The OpenGPT-X research project has released a large language model with seven billion parameters that supports all 24 official languages of the European Union. The model, named "Teuken-7B," is open source and available for download on the Hugging Face platform. Unlike most AI language models, which are primarily trained on English, Teuken-7B was developed from the ground up with a significantly higher proportion of non-English European languages. Approximately half of the training data comes from these languages. The developers emphasize that the model functions reliably in all 24 languages.
The development of Teuken-7B took place within the framework of the OpenGPT-X project, a consortium funded by the German Federal Ministry for Economic Affairs and Climate Action (BMWK) and led by the Fraunhofer Institutes IAIS and IIS. The project aims to create a European alternative to the dominant, mostly US-American, language models. A central aspect is the preservation of data sovereignty. The open-source license allows companies and organizations to adapt the model and operate it locally without having to transfer sensitive data to external providers.

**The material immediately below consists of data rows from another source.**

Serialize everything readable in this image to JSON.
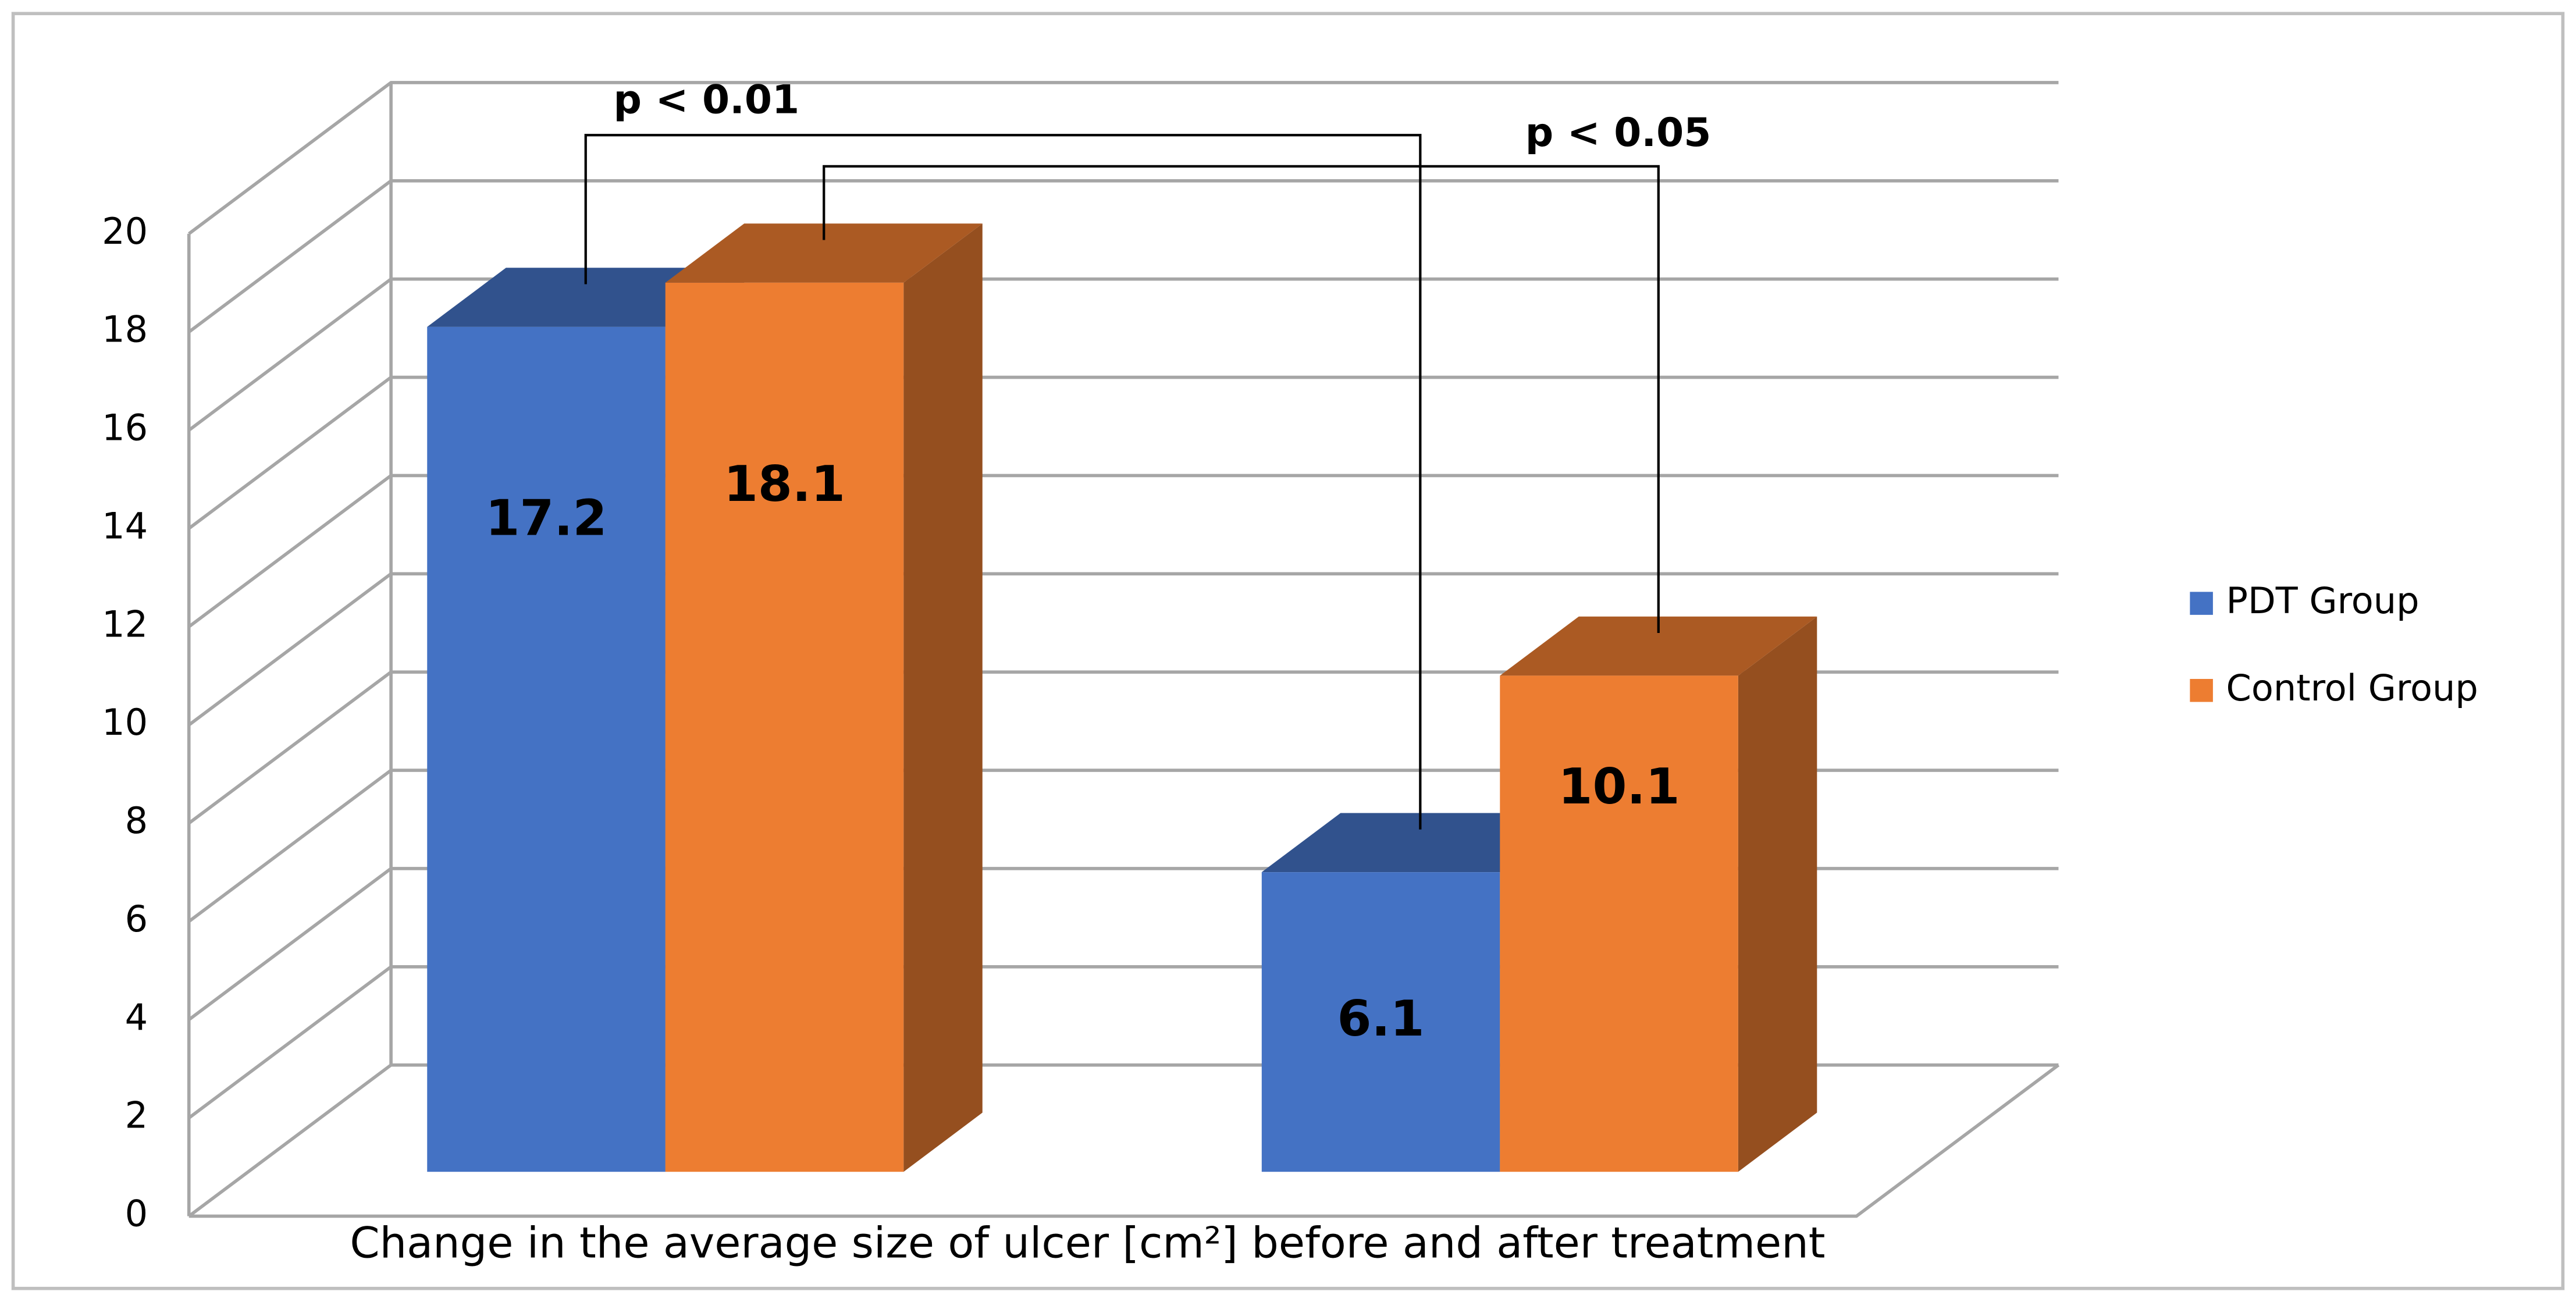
{
  "chart_data": {
    "type": "bar3d",
    "x_label": "Change in the average size of ulcer [cm²] before and after treatment",
    "categories": [
      null,
      null
    ],
    "series": [
      {
        "name": "PDT Group",
        "color": "#4472c4",
        "values": [
          17.2,
          6.1
        ]
      },
      {
        "name": "Control Group",
        "color": "#ed7d31",
        "values": [
          18.1,
          10.1
        ]
      }
    ],
    "annotations": [
      "p < 0.01",
      "p < 0.05"
    ],
    "ylim": [
      0,
      20
    ],
    "yticks": [
      0,
      2,
      4,
      6,
      8,
      10,
      12,
      14,
      16,
      18,
      20
    ],
    "grid": true,
    "legend": "right"
  }
}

A particular innovation of OpenGPT-X is the multilingual tokenizer. A tokenizer breaks down words into individual components, called tokens. The fewer tokens a text contains, the more efficiently the language model can process it. The tokenizer developed by OpenGPT-X is specifically optimized for the 24 EU languages and enables significantly more efficient and cost-effective training compared to conventional tokenizers, which are primarily geared towards English. This is particularly relevant for European languages with complex word structures, such as German or Finnish.
The training of Teuken-7B took place on the JUWELS supercomputer at the Jülich Research Centre, one of the most powerful computers in Germany. The knowledge gained in the project is also flowing into the development of the European exascale supercomputer JUPITER, which is being built at the Jülich Research Centre and is expected to offer significantly higher computing power for the development of complex AI models starting next year.
Teuken-7B is available in two versions: one for purely research purposes and one under the Apache-2.0 license, which also permits commercial use and integration into proprietary applications. The performance of both versions is comparable. However, some of the datasets used for "instruction tuning" were excluded from the commercial version because their license terms do not permit commercial use. Instruction tuning serves to train the model to correctly interpret user instructions, which is important for chat applications, for example.
To evaluate the performance of Teuken-7B, the OpenGPT-X team developed the "European LLM Leaderboard," a ranking that compares language models in almost all official EU languages based on various benchmarks. For this purpose, established benchmarks were translated into 20 EU languages. The leaderboard enables a comprehensive assessment of the multilingual capabilities of language models and thus goes beyond the usual tests, which are mostly limited to English.
The OpenGPT-X project runs until March 2025. During this time, further optimizations and evaluations of the model are planned. The consortium encourages developers and researchers to use, adapt, and further develop the model to strengthen the European AI landscape. Interested parties can exchange ideas and contact the development team via a dedicated Discord server.